Ambulances had to be called to the scene to take away those with severe injuries.

At the press conference; As if reading the address for the first time, yet worded in a way that perfectly fits Trump’s awkward diction, the President proceeded to pronounce Erdogan’s name incorrectly every time (pronouncing it Er-do-Gan instead of Er-do-Wan), commenting on “Turkish courage in war [being] legendary” (a bit of a loaded statement), as well as mentioning Turkey’s struggle against terror, domestically against the Kurdish PKK and Daesh in Syria. Trump displayed a very limited understanding of Turkey’s relationship with the US, mentioning our recent arms sales to the Turks and their involvement in the Korean War, but then altogether omitting NATO membership.

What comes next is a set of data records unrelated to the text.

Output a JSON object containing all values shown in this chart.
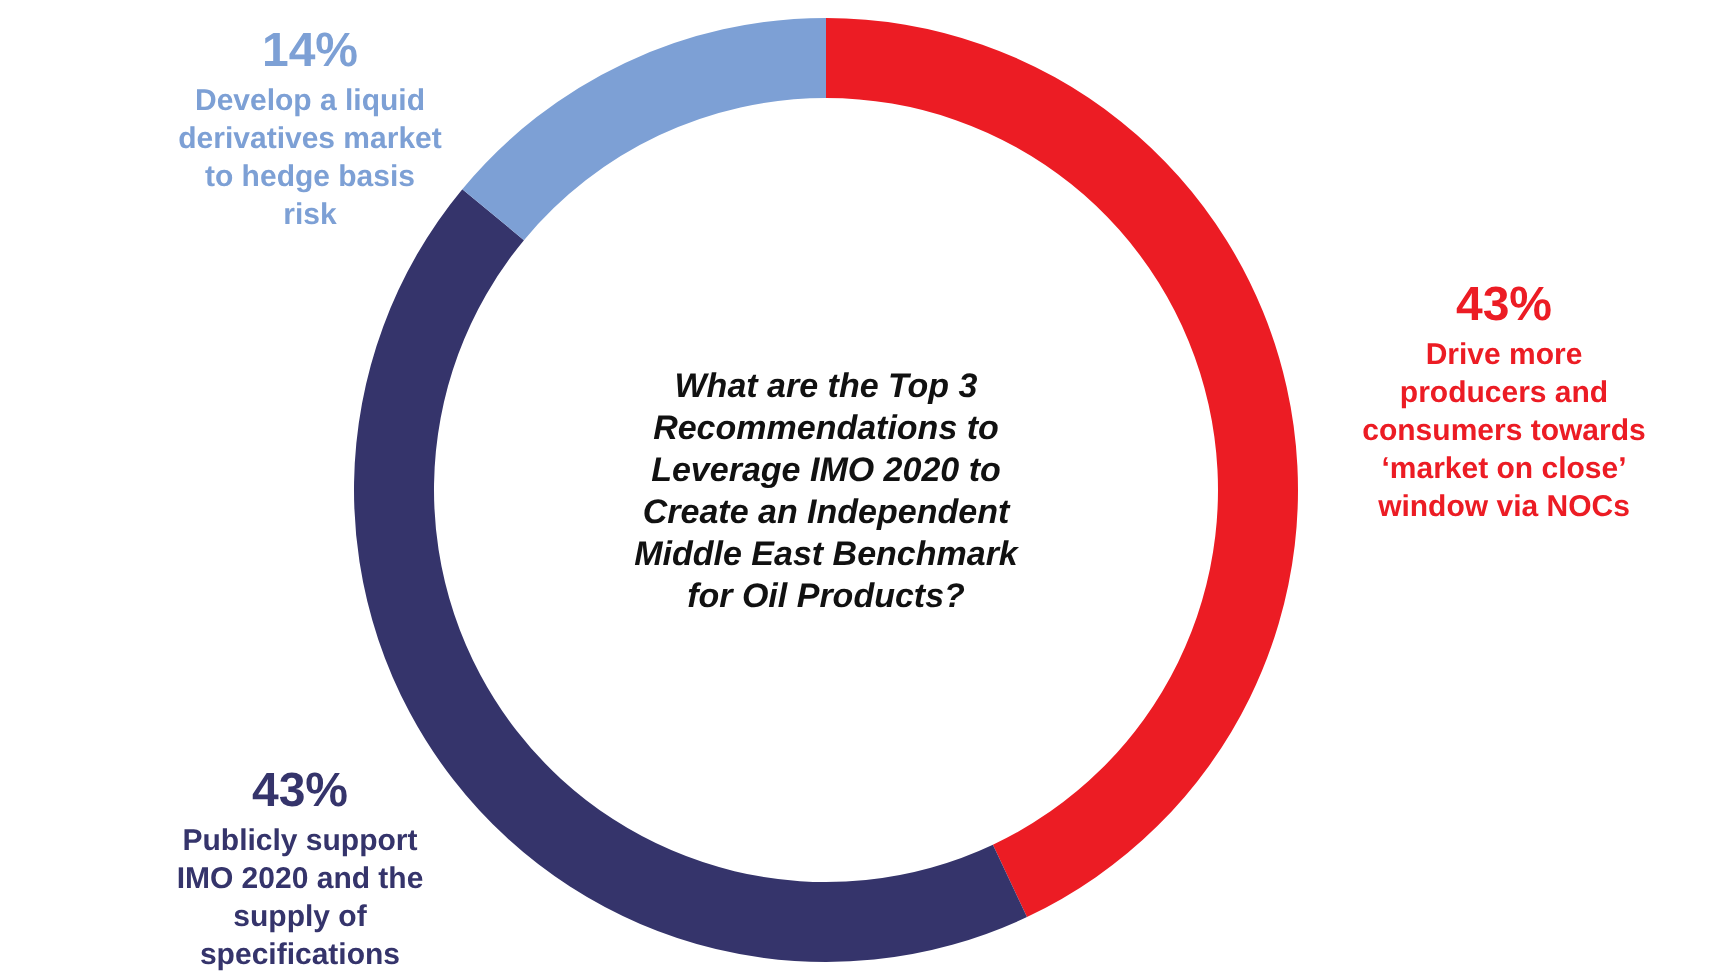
{
  "chart_data": {
    "type": "donut",
    "title": "What are the Top 3 Recommendations to Leverage IMO 2020 to Create an Independent Middle East Benchmark for Oil Products?",
    "categories": [
      "Drive more producers and consumers towards ‘market on close’ window via NOCs",
      "Publicly support IMO 2020 and the supply of specifications",
      "Develop a liquid derivatives market to hedge basis risk"
    ],
    "values": [
      43,
      43,
      14
    ],
    "value_labels": [
      "43%",
      "43%",
      "14%"
    ],
    "colors": [
      "#ec1c24",
      "#35346b",
      "#7da0d5"
    ]
  }
}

Erdogan stuck to promoting his democratic values, also congratulating Trump on his “legendary” win in November. Erdogan seeks to improve other relations in the economic and military realms, but made an effort to out the United States’ for their current policies in Syria. He cited a long relationship with the US diplomatic relationship with the US as well as military. Bringing up what Trump failed to mention, the Turkish president reminded the audience that both countries are tied to each other in economic, diplomatic, and military capacities through the G20 (Group of Twenty: group for global financial stability observation), the United Nations, and NATO (North Atlantic Treaty Org). Within such structures the US and Turkey must settle on an agreement or perhaps carry on with their objectives in Syria without breaking the de facto and very real non-belligerency agreements that come along with being members of these institutions. We see Erdogan attempting to play this card as well as blatantly condemning the US for supporting what nationalist Turks perceive as foreign Kurdish terrorist groups in Syria.

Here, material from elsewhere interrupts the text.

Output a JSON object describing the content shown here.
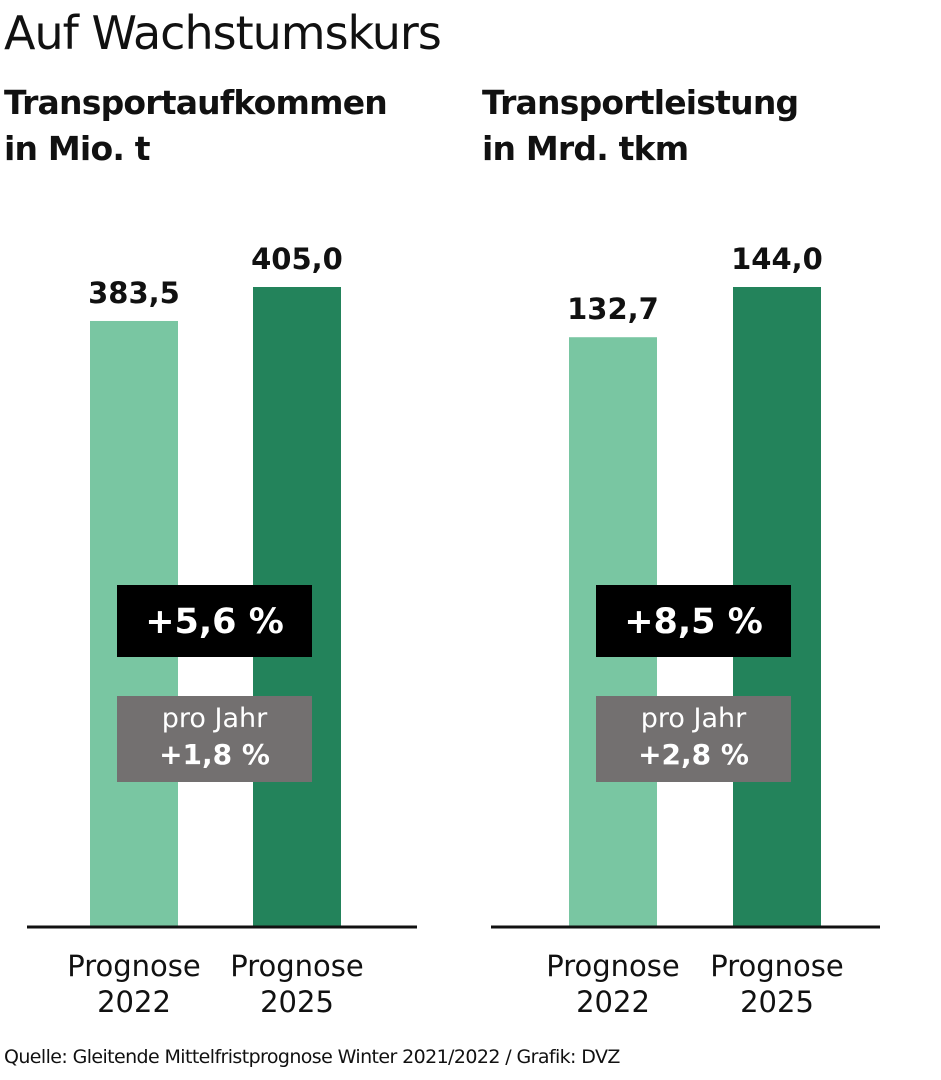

In the Syrian peace talks, official FSA (the defected Free Syrian Army) representatives are backed by Turkey. This remains so not only in negotiations, but on the ground as well in a symbiotic relationship. At this time Turkish forces or not mobile, but they are present within Syria, advising, and training with FSA fighters. The former Turkish operation in Syria, Operation Euphrates Shield (which ceased to be in late winter), has been rebranded as an FSA front: the Eastern Shield Army. Although fighting between this group, the Kurds, Daesh, and government forces has been minimal and almost non-existent in the last few months, their objectives remain the same: to destabilize the Kurdish autonomy project in Northern Syria. Besides Trump’s promise to destroy ISIS/Daesh, something the Kurds are more than willing to do, there doesn’t seem to be much holding him back from avoiding confrontation over the issue of a contentious alliance with the YPG. But for now the US’s objectives in Syria remain the same. To read up on the history of Kurdish-Turkish relations click here.

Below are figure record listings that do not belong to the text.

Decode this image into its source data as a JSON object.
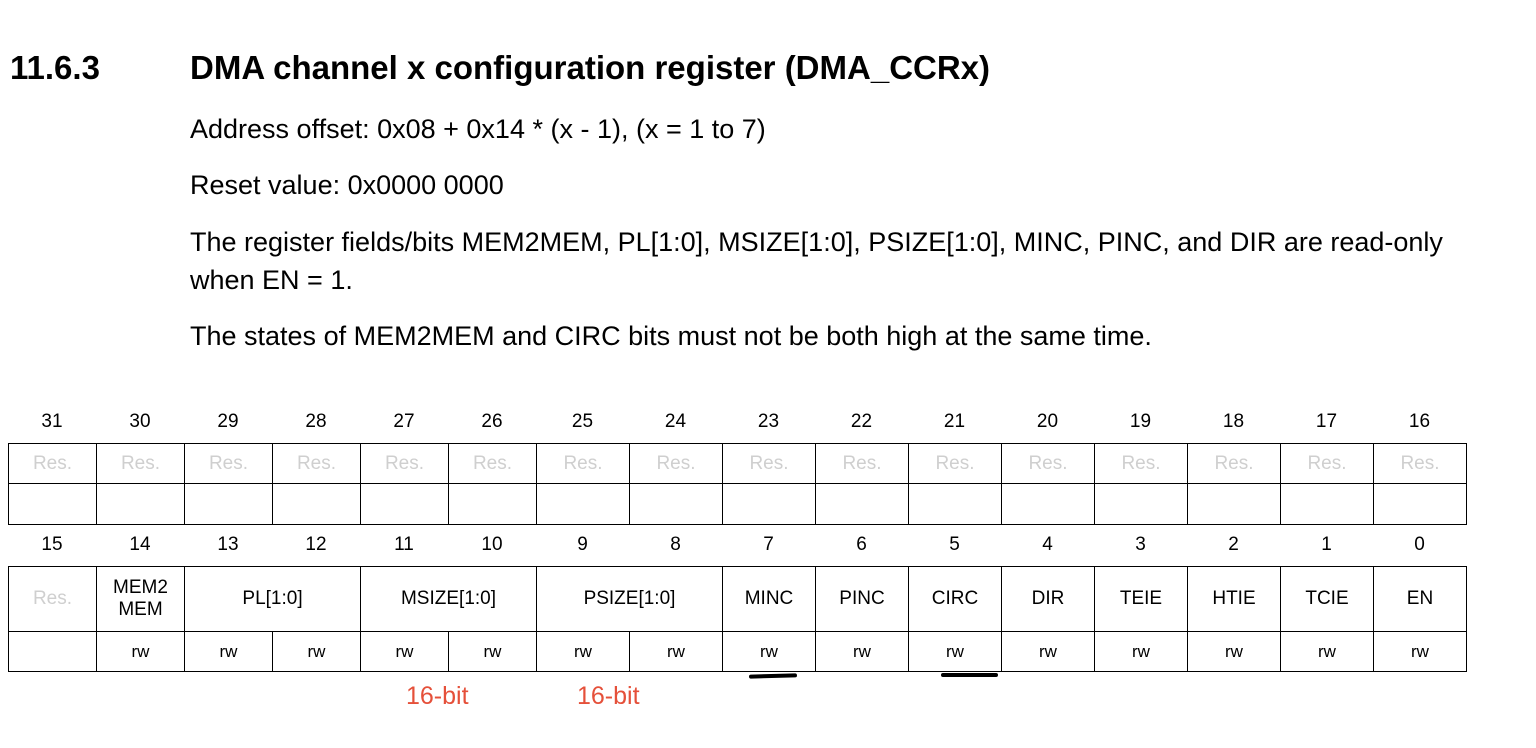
{
  "section": {
    "number": "11.6.3",
    "title": "DMA channel x configuration register (DMA_CCRx)"
  },
  "paragraphs": {
    "address_offset": "Address offset: 0x08 + 0x14 * (x - 1), (x = 1 to 7)",
    "reset_value": "Reset value: 0x0000 0000",
    "read_only_note": "The register fields/bits MEM2MEM, PL[1:0], MSIZE[1:0], PSIZE[1:0], MINC, PINC, and DIR are read-only when EN = 1.",
    "states_note": "The states of MEM2MEM and CIRC bits must not be both high at the same time."
  },
  "register": {
    "upper": {
      "bit_numbers": [
        "31",
        "30",
        "29",
        "28",
        "27",
        "26",
        "25",
        "24",
        "23",
        "22",
        "21",
        "20",
        "19",
        "18",
        "17",
        "16"
      ],
      "fields": [
        {
          "name": "Res.",
          "span": 1,
          "reserved": true
        },
        {
          "name": "Res.",
          "span": 1,
          "reserved": true
        },
        {
          "name": "Res.",
          "span": 1,
          "reserved": true
        },
        {
          "name": "Res.",
          "span": 1,
          "reserved": true
        },
        {
          "name": "Res.",
          "span": 1,
          "reserved": true
        },
        {
          "name": "Res.",
          "span": 1,
          "reserved": true
        },
        {
          "name": "Res.",
          "span": 1,
          "reserved": true
        },
        {
          "name": "Res.",
          "span": 1,
          "reserved": true
        },
        {
          "name": "Res.",
          "span": 1,
          "reserved": true
        },
        {
          "name": "Res.",
          "span": 1,
          "reserved": true
        },
        {
          "name": "Res.",
          "span": 1,
          "reserved": true
        },
        {
          "name": "Res.",
          "span": 1,
          "reserved": true
        },
        {
          "name": "Res.",
          "span": 1,
          "reserved": true
        },
        {
          "name": "Res.",
          "span": 1,
          "reserved": true
        },
        {
          "name": "Res.",
          "span": 1,
          "reserved": true
        },
        {
          "name": "Res.",
          "span": 1,
          "reserved": true
        }
      ],
      "access": [
        "",
        "",
        "",
        "",
        "",
        "",
        "",
        "",
        "",
        "",
        "",
        "",
        "",
        "",
        "",
        ""
      ]
    },
    "lower": {
      "bit_numbers": [
        "15",
        "14",
        "13",
        "12",
        "11",
        "10",
        "9",
        "8",
        "7",
        "6",
        "5",
        "4",
        "3",
        "2",
        "1",
        "0"
      ],
      "fields": [
        {
          "name": "Res.",
          "span": 1,
          "reserved": true
        },
        {
          "name": "MEM2\nMEM",
          "span": 1,
          "reserved": false
        },
        {
          "name": "PL[1:0]",
          "span": 2,
          "reserved": false
        },
        {
          "name": "MSIZE[1:0]",
          "span": 2,
          "reserved": false
        },
        {
          "name": "PSIZE[1:0]",
          "span": 2,
          "reserved": false
        },
        {
          "name": "MINC",
          "span": 1,
          "reserved": false
        },
        {
          "name": "PINC",
          "span": 1,
          "reserved": false
        },
        {
          "name": "CIRC",
          "span": 1,
          "reserved": false
        },
        {
          "name": "DIR",
          "span": 1,
          "reserved": false
        },
        {
          "name": "TEIE",
          "span": 1,
          "reserved": false
        },
        {
          "name": "HTIE",
          "span": 1,
          "reserved": false
        },
        {
          "name": "TCIE",
          "span": 1,
          "reserved": false
        },
        {
          "name": "EN",
          "span": 1,
          "reserved": false
        }
      ],
      "access": [
        "",
        "rw",
        "rw",
        "rw",
        "rw",
        "rw",
        "rw",
        "rw",
        "rw",
        "rw",
        "rw",
        "rw",
        "rw",
        "rw",
        "rw",
        "rw"
      ]
    }
  },
  "annotations": {
    "msize_note": "16-bit",
    "psize_note": "16-bit"
  }
}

Despite being at odds with one another over the issue of the US’s alliance with the Kurdish YPG against Daesh in Syria, the two men are remarkably similar in terms of their policy and public demeanor. They have become known as political ‘frenemies,’ a strained yet civil relationship where their differences do not detract from their efforts to supply each other with compliments on their military and political victories. On the day Erdogan’s AKP party’s drafted constitutional referendum was adopted, Trump called the leader to congratulate him on a narrow–and questionable–success (by 1.3%), much like his own in November 2016. Both lead as populist strongmen who are intolerant of critique from the media and demand compliance rather than democracy. Trump’s proclivity for executive orders is comparable to the AKP referendum’s aims to consolidate Erdogan’s executive powers. But for better or for worse, both are stubborn and likely to follow their own ambitions: The US behind the YPG and Turkey behind the FSA.